The artist clearly defined the characters appearing in his paintings. “There is a very nostalgic connection to cartoons. We all see and grow up with them in our most informative years. I use these images as a vessel to create abstractions in my work. It gives the viewer already a meaning and a connection to the painting before they look at the rest of the picture. This is a hook to capture the viewer.”

Morton-Clark uses characters from the pop culture of the East and West, such as Tom and Jerry, Doraemon, Donald Duck, Cookie Monster, Pink Panther, and Anpanman, as the ‘vessel of shapes.’ However, the way they are expressed is more like a ‘broken container.’ Reflecting on the artist’s words, we can see that the characters are just like a hook to capture the viewers.

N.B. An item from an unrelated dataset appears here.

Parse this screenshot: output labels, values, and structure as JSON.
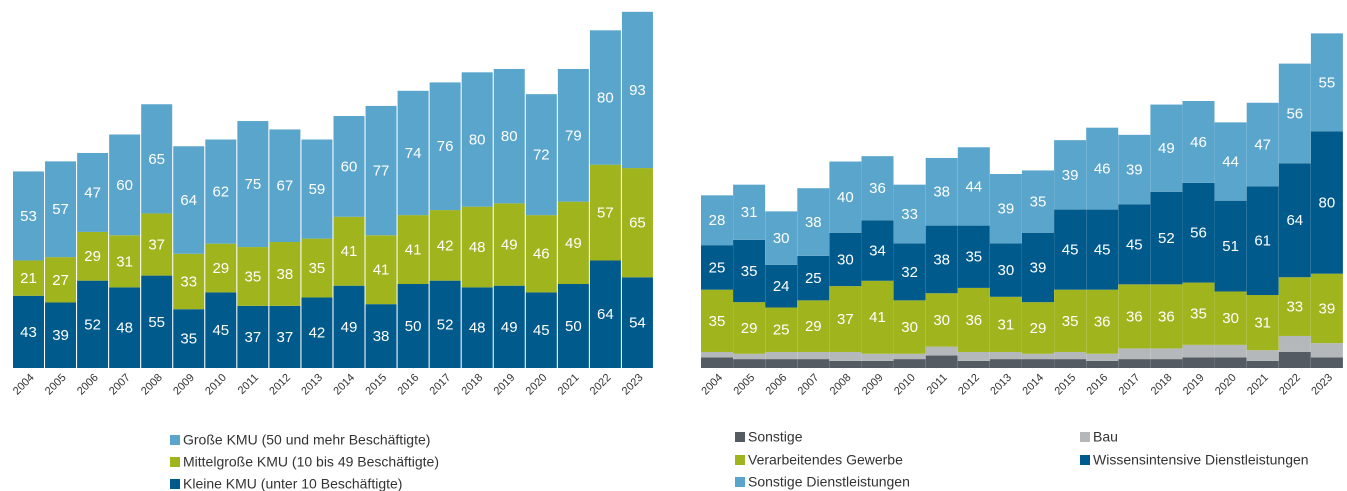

The artist’s interest is directed toward more fundamental issues of creation. It is done with a ‘taste of painting’ that is as alive as a live fish caught on the tip of a hook. The artist majored in animation at university, but he swiftly turned to painting. The decision shows his intention to enjoy the beauty of painting in abundance. “With animation, I did not have as much creative control as I wanted. After studying for 3 years I realised even though I loved it, it was not for me. I love the freedom and the mess you can make with brushes and canvas. The immediacy of using paint on a canvas and seeing it in real life, this you will not find in animation.”

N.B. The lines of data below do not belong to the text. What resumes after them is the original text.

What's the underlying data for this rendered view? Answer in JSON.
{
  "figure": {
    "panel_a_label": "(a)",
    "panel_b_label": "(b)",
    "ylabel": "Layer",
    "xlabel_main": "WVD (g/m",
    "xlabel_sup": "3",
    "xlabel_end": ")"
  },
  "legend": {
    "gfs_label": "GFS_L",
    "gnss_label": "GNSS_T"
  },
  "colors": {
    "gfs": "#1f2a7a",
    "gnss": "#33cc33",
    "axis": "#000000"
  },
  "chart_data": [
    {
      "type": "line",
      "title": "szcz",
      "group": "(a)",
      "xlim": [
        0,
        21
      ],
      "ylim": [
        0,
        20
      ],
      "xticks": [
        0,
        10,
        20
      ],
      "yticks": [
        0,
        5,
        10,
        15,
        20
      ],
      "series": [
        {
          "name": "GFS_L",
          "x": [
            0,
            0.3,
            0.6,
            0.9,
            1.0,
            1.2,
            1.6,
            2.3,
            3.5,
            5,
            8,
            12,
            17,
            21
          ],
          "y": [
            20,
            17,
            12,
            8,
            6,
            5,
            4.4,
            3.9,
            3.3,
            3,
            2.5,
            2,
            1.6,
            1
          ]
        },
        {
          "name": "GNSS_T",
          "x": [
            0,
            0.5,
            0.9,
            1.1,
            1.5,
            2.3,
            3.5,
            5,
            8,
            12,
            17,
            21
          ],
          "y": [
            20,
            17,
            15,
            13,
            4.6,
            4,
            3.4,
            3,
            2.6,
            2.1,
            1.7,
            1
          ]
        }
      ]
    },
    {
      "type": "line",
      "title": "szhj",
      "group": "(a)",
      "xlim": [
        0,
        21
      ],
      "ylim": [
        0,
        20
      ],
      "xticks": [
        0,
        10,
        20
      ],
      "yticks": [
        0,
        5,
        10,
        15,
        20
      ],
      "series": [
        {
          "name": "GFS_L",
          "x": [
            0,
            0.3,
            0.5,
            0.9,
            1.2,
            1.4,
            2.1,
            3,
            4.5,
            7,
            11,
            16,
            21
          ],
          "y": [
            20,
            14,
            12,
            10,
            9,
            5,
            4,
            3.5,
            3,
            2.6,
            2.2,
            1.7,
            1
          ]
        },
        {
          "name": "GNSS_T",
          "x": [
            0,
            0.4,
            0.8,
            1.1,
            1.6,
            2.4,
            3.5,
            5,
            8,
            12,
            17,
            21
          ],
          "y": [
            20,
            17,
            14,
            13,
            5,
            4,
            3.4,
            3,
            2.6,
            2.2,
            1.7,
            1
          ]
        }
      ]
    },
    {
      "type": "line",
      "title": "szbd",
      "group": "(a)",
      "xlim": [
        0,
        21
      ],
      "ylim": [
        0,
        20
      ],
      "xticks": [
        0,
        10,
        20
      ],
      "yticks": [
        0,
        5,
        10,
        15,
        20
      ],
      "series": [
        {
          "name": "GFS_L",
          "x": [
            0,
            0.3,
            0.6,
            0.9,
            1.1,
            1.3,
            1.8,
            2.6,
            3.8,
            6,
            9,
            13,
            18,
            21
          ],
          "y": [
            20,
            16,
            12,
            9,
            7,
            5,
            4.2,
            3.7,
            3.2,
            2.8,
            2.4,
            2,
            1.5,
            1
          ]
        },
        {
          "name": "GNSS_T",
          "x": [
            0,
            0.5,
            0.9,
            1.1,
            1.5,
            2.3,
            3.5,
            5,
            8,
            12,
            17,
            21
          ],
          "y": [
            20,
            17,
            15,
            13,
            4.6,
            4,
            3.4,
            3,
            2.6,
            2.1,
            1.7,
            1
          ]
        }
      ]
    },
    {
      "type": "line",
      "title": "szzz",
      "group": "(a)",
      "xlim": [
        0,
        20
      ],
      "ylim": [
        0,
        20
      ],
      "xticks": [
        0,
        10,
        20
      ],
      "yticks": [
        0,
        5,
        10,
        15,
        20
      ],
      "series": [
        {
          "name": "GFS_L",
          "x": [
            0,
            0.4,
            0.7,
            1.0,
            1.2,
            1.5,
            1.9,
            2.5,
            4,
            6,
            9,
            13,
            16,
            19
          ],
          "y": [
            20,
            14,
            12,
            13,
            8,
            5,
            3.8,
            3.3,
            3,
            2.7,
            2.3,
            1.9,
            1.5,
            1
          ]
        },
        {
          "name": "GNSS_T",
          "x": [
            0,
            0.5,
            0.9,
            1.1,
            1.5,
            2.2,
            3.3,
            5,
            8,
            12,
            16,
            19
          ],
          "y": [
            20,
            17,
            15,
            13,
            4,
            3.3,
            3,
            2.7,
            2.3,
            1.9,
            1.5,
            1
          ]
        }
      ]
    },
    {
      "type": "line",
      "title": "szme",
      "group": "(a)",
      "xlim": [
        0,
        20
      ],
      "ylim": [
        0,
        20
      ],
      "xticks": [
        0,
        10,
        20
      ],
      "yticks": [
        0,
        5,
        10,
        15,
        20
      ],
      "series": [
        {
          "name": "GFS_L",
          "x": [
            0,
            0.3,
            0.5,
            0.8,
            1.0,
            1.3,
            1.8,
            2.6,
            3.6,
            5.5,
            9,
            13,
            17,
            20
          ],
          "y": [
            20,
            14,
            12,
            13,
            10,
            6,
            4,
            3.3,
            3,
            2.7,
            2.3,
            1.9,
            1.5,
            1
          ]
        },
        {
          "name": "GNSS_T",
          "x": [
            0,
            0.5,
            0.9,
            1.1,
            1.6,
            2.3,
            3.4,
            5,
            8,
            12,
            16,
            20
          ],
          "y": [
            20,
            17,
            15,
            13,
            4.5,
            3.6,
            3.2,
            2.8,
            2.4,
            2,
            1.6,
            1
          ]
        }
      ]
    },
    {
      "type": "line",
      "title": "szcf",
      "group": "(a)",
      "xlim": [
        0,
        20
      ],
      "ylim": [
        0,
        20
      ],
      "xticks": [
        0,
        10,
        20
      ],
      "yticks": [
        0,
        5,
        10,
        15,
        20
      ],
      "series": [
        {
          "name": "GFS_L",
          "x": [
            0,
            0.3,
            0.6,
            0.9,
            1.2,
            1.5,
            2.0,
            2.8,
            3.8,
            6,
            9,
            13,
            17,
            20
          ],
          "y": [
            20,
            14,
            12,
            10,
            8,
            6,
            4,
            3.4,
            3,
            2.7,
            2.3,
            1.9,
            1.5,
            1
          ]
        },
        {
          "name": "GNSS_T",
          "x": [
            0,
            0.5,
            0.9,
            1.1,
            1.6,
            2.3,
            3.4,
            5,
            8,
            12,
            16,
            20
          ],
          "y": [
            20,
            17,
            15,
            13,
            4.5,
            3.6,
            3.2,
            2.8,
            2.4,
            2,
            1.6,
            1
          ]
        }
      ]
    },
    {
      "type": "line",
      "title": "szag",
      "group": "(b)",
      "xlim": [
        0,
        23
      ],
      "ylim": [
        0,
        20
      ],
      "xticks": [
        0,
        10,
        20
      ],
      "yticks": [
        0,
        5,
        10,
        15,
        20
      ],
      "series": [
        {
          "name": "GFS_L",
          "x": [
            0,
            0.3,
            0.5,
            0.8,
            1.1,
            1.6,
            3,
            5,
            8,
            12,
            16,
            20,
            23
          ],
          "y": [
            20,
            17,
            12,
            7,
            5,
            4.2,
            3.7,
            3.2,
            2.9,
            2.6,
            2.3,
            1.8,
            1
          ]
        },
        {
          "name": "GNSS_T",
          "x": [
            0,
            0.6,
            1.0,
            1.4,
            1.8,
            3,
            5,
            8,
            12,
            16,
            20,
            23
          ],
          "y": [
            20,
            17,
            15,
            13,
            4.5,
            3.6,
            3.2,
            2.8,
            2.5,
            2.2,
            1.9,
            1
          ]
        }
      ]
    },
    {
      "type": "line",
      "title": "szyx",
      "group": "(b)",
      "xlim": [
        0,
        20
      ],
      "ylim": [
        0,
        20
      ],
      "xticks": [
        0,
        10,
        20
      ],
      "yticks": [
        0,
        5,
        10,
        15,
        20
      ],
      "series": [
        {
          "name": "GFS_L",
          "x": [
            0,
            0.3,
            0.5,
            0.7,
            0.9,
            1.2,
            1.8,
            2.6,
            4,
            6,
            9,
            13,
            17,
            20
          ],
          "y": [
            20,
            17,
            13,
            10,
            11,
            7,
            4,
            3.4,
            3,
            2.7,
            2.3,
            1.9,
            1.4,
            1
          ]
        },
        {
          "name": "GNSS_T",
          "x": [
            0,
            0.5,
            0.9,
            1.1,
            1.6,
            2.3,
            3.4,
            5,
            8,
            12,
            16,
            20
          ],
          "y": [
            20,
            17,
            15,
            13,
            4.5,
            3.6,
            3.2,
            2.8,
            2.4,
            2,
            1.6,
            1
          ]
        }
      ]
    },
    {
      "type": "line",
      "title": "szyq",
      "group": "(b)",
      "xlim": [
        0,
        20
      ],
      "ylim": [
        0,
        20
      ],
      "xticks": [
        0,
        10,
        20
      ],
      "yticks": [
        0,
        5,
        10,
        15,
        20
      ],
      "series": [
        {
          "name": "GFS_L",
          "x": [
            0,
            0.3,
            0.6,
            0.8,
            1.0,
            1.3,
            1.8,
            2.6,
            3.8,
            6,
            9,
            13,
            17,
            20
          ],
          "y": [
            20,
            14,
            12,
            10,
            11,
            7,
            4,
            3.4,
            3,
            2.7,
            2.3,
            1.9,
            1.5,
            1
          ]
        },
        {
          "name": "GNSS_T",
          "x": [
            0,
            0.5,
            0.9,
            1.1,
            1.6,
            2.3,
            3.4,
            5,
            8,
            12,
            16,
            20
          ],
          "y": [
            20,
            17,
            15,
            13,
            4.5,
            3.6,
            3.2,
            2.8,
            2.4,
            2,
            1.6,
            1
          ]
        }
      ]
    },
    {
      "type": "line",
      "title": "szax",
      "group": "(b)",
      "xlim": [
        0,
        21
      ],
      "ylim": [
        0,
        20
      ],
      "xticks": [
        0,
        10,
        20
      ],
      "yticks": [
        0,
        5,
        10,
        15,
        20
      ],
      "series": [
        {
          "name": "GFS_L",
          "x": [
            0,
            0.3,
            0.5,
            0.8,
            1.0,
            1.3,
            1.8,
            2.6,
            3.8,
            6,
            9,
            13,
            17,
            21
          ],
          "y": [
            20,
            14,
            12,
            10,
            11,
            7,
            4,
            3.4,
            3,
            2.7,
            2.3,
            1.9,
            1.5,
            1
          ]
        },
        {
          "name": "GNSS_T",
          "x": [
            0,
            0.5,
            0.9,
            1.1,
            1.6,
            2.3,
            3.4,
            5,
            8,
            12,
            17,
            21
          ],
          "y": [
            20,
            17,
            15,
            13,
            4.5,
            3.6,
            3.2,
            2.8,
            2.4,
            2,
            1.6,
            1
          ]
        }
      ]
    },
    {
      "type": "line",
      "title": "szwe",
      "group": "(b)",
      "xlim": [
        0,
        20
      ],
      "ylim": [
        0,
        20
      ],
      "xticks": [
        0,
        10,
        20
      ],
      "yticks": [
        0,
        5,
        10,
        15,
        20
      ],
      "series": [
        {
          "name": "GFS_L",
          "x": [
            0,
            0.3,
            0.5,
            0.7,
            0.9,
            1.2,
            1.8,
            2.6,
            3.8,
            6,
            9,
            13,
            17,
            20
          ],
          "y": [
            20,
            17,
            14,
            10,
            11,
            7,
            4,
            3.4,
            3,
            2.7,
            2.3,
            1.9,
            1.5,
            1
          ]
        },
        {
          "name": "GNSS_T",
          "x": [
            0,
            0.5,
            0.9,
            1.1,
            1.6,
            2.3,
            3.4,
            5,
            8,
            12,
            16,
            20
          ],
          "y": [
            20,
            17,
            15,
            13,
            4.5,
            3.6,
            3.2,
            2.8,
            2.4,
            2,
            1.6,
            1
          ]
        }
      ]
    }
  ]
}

However, examining Morton-Clark’s paintings in time, one can see that the message is by no means simple. The artist does not stop at staying in the world within the canvas, indulging the materiality of artistic materials. He also maintains a sharp perspective that penetrates the reality outside the canvas. While his initial thematic concern was ‘what kind of painting to pursue,’ his next concern is ‘what to express with painting.’ While he destabilized the refined frame of animation to advance toward abstraction in the former, he engages an outlook of the 21st-century dystopia through cartoon characters once again.

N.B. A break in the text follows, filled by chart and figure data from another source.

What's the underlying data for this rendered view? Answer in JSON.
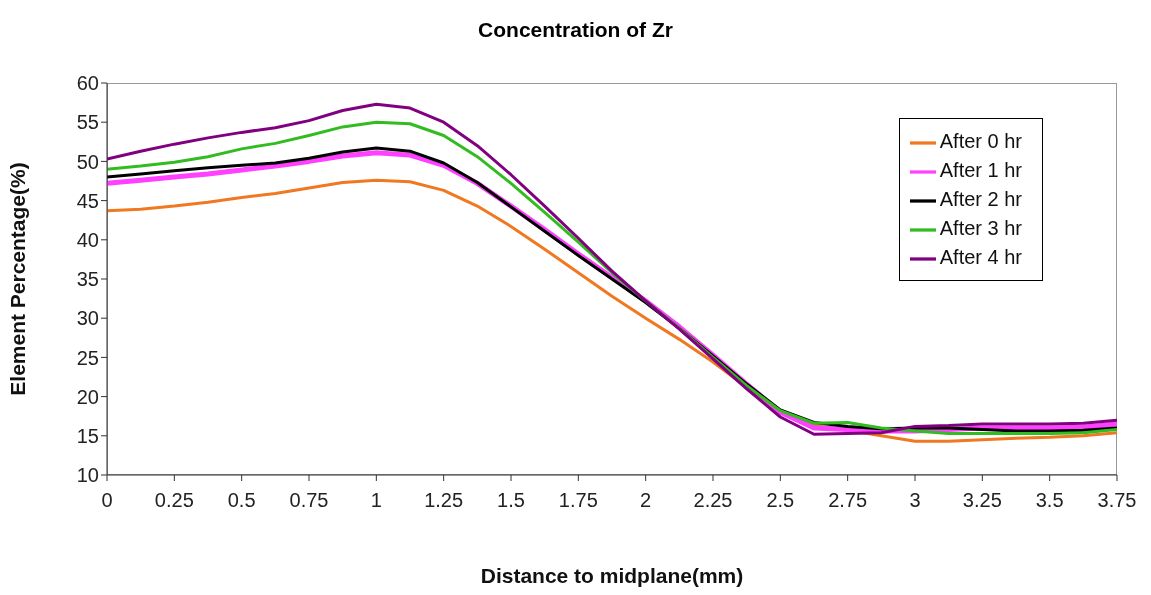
{
  "chart_data": {
    "type": "line",
    "title": "Concentration of Zr",
    "xlabel": "Distance to midplane(mm)",
    "ylabel": "Element Percentage(%)",
    "x": [
      0,
      0.125,
      0.25,
      0.375,
      0.5,
      0.625,
      0.75,
      0.875,
      1,
      1.125,
      1.25,
      1.375,
      1.5,
      1.625,
      1.75,
      1.875,
      2,
      2.125,
      2.25,
      2.375,
      2.5,
      2.625,
      2.75,
      2.875,
      3,
      3.125,
      3.25,
      3.375,
      3.5,
      3.625,
      3.75
    ],
    "xlim": [
      0,
      3.75
    ],
    "xticks": [
      0,
      0.25,
      0.5,
      0.75,
      1,
      1.25,
      1.5,
      1.75,
      2,
      2.25,
      2.5,
      2.75,
      3,
      3.25,
      3.5,
      3.75
    ],
    "ylim": [
      10,
      60
    ],
    "yticks": [
      10,
      15,
      20,
      25,
      30,
      35,
      40,
      45,
      50,
      55,
      60
    ],
    "grid": false,
    "legend": "top right",
    "line_style": "solid",
    "series": [
      {
        "name": "After 0 hr",
        "color": "#f07820",
        "values": [
          43.7,
          43.9,
          44.3,
          44.8,
          45.4,
          45.9,
          46.6,
          47.3,
          47.6,
          47.4,
          46.3,
          44.3,
          41.7,
          38.8,
          35.8,
          32.8,
          30,
          27.3,
          24.4,
          21.2,
          18,
          16.3,
          15.7,
          15,
          14.3,
          14.3,
          14.5,
          14.7,
          14.8,
          15,
          15.4
        ]
      },
      {
        "name": "After 1 hr",
        "color": "#ff40ff",
        "values": [
          47.2,
          47.6,
          48,
          48.4,
          48.9,
          49.4,
          50,
          50.7,
          51.1,
          50.8,
          49.5,
          47.2,
          44.3,
          41.3,
          38.2,
          35.2,
          32.2,
          28.9,
          25.3,
          21.6,
          18,
          16,
          15.8,
          15.6,
          15.6,
          15.8,
          16,
          16,
          16,
          16.1,
          16.5
        ]
      },
      {
        "name": "After 2 hr",
        "color": "#000000",
        "values": [
          48,
          48.4,
          48.8,
          49.2,
          49.5,
          49.8,
          50.4,
          51.2,
          51.7,
          51.3,
          49.8,
          47.3,
          44.2,
          41.1,
          38,
          35,
          32,
          28.7,
          25.2,
          21.6,
          18.3,
          16.7,
          16.2,
          15.9,
          16,
          16,
          15.8,
          15.6,
          15.6,
          15.7,
          16
        ]
      },
      {
        "name": "After 3 hr",
        "color": "#33bb22",
        "values": [
          49,
          49.4,
          49.9,
          50.6,
          51.6,
          52.3,
          53.3,
          54.4,
          55,
          54.8,
          53.3,
          50.6,
          47.2,
          43.5,
          39.7,
          35.8,
          32.2,
          28.7,
          25,
          21.4,
          18.2,
          16.6,
          16.7,
          16,
          15.6,
          15.3,
          15.3,
          15.3,
          15.3,
          15.4,
          15.8
        ]
      },
      {
        "name": "After 4 hr",
        "color": "#800080",
        "values": [
          50.3,
          51.3,
          52.2,
          53,
          53.7,
          54.3,
          55.2,
          56.5,
          57.3,
          56.8,
          55,
          52,
          48.3,
          44.3,
          40.2,
          36,
          32.2,
          28.6,
          24.8,
          21,
          17.4,
          15.2,
          15.3,
          15.4,
          16.2,
          16.3,
          16.5,
          16.5,
          16.5,
          16.6,
          17
        ]
      }
    ]
  }
}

As the artist said, we all watched cartoons when we were young and grew up with the
characters. It is no exaggeration to say that well-known cartoon characters that transcend
nationalities are the common denominator of humankind in contemporary time. Even at this moment, more and more characters are being created. Multinational animation companies are accumulating enormous wealth. We grew up watching animations, and our next generations will also embrace similar content through televisions, smartphones, and screens. Yet, we really have no choice other than this. There is no ground left for our children to play. In the face of skyrocketing land prices and extreme urbanization, animation is a content industry that provides stimulating entertainment in the most efficient way within a small area. Outside the fantasy of the ‘garden of dreams,’ there is a reality of fierce battles over the copyright of cartoon characters.

George-Morton Clark’s solo exhibition is titled Myths, Heroes & Mad Scientists. The
encounter between innocent cartoon characters and ruthless abstraction, which reminds of a nightmare of a child who fell asleep watching a cartoon, heightens tension on the canvas. If the cartoon characters are the ‘heroes’ produced by capitalism, is the artist who created the monsters by abstracting them a ‘mad scientist’? Heroes emerge only when monsters appear. Monsters are not a nuisance causing problems that did not exist before them. Rather, they are purulent matters that remind us of the problems we have not been aware of.

In a word, Morton-Clark’s paintings show the ‘aesthetics of scribbling.’ Scribbling does not require practice. It is an impromptu experiment that begins with images that come to one’s mind, following the direction of muscles in one’s hands. Morton-Clark’s characters come to life on the canvas and breathe with rawness and vitality. His paintings are ‘Frankensteinish’ monsters that both stimulate the nostalgia of their viewers and reflect the dark side of society at the same time.

The Favoured Refugees 


Objects seemingly straight out of one of George Morton-Clark’s paintings are placed on the beach; as if swept there by the waves. The objects, named “The Favoured Refugees”, are a comment on the migrant crisis facing many countries. In Dover, England, refugees travel from France looking for safety and a new life. They arrive on dinghies or makeshift boats. Many will leap into the water because maritime law dictates that anyone in distress at sea must be saved. Once a refugee is pulled onto a British boat they become the responsibility of the United Kingdom. Some policy-makers in England want to change the law so that immigrants are sent directly back to France. In a world where people are driven by desperation to risk their lives and the lives of their families in the hope of a better life, we should favour the refugee; look at who they really are and what they bring, not view them as the enemy.